In short, when there are more State Troopers patrolling our highways, everyone is safer””including the troopers who frequently stop and must search vehicles for drugs, when it is not safe to do so without back-up. Oregon’s breach in common sense toward public safety cannot be allowed to continue.
Last week the Co-Chairs Budget was released. I was pleased, and a little surprised, to see the Co-Chairs had included funding for 100 additional State Troopers without requiring the Governor’s proposed tax on automobile insurance policies. After taking a closer look at the proposed Co-Chair’s budget, something did not add up. The Co-Chairs might have authorized hiring 100 new troopers, but the actual hiring could occur only as fast as the recruits could be trained. The training of Oregon State Police recruits takes place at the Department of Public Safety Standards and Training (DPSST). It was most interesting to find the budget for DPSST had not been increased to enable the training of 100 new officers. In fact, the DPSST’s “Other Funds” budget had been reduced from the Governor’s Recommended Budget by more than a million dollars. Probably just an oversight””duh-ya think?
Anyway, oversight or “smoke-and-mirrors,” House Bill 3535 provides for 139 new troopers and there will be enough money left over in the dedicated 1% of the General Fund’s State Troopers’ account to back-fill the DPSST budget, so the recruits can be trained as quickly as classes can be organized.

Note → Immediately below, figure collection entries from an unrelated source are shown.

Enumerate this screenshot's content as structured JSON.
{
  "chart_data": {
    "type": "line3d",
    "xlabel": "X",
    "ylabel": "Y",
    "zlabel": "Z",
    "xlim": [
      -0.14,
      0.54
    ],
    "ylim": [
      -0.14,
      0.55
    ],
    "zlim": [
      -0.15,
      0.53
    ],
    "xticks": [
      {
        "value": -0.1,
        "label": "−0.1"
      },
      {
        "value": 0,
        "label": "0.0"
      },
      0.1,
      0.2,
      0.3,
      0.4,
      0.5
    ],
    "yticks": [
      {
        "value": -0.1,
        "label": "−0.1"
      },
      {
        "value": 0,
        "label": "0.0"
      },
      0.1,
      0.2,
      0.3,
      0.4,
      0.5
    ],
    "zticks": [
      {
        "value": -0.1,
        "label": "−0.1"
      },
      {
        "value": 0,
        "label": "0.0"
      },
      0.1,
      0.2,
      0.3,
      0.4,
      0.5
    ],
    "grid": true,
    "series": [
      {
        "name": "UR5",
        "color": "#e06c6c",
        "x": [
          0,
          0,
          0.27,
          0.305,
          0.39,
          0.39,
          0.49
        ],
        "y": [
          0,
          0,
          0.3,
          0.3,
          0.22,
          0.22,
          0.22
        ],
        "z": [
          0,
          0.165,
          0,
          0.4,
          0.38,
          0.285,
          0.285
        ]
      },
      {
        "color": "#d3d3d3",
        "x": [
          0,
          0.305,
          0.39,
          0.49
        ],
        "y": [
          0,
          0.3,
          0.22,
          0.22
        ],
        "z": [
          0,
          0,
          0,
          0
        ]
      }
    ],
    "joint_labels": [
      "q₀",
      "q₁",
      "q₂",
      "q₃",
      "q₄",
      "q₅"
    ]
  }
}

In conclusion, the General Fund budget for 2007-09 totals $12.6 billion. If H.B. 3535 becomes law, 1% of that amount will dedicate $127 million for the State Police patrol division. Since protecting Oregon’s citizens should be government’s highest priority, funding Oregon’s State Police should be at the top of the list of appropriations. If budgeting sufficient dollars to hire, train and outfit enough State Troopers to provide 24/7 coverage of Oregon highways squeezes out funding for some non-essential program, so be it.